Cette nuit-là, près d’une fenêtre ouverte sur les jardins, Zainab écouta la rumeur de la cour. Elle n’était plus l’ombre d’une maison qui la cachait. Elle était épouse, et plus encore : une femme aimée pour ce qui ne se voit pas.
Le lendemain, devant les grands du royaume, Yusha posa une ligne claire :
— Je ne serai pas couronné tant que mon épouse ne sera pas honorée ici. Si on la méprise, je partirai avec elle.
On aurait entendu une épingle tomber. La reine se leva, la voix nette :
— À compter de ce jour, Zainab porte le titre de princesse de la Maison royale. L’offenser, c’est entacher la couronne.
La salle s’inclina. Peu à peu, la moquerie céda devant l’estime. Zainab apprit les usages, puis prit la parole. Elle écouta les doléances, recousit des querelles, fit se parler ceux qui ne s’entendaient plus. Les nobles finirent par saluer moins son rang que sa sagesse.

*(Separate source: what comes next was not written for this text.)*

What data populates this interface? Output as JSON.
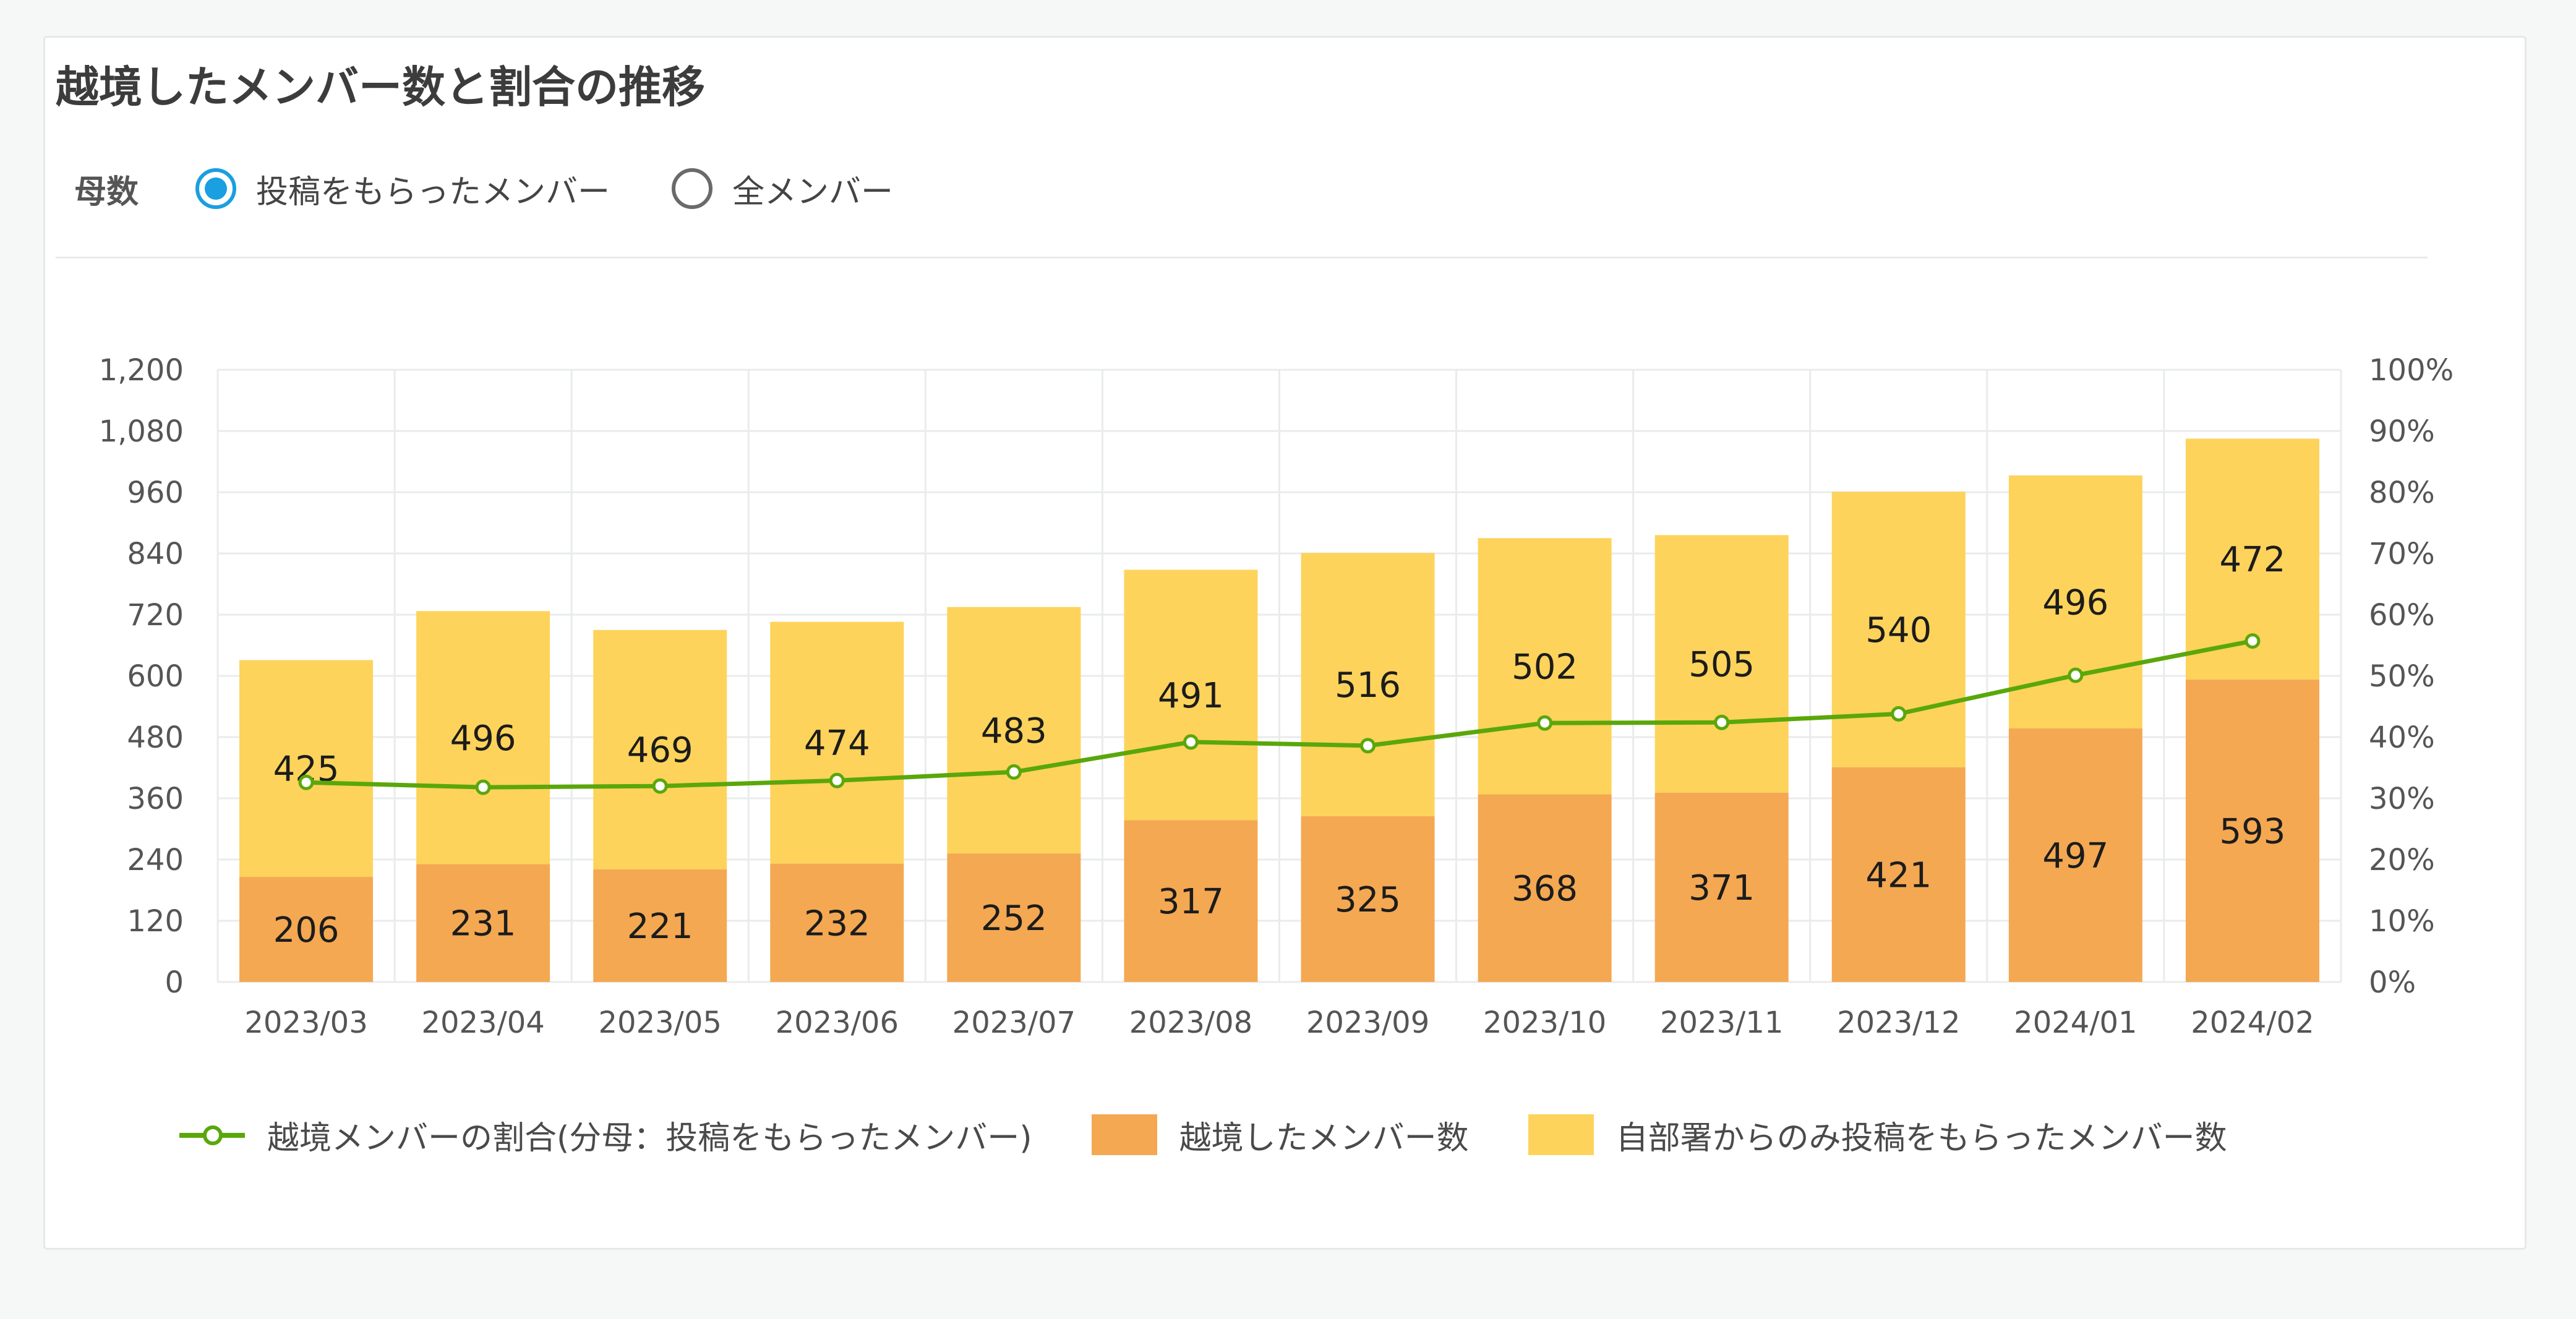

Zainab n’était plus la « chose » que l’on cachait. Elle tenait désormais son destin dans ses mains, et Yusha, fidèle, restait son roc.
Ensemble, ils façonnèrent un royaume où l’on jugeait moins ce que l’œil remarque que ce que le cœur comprend : l’amour véritable ne réclame ni beauté ni preuve — il reconnaît. Et il choisit. Toujours.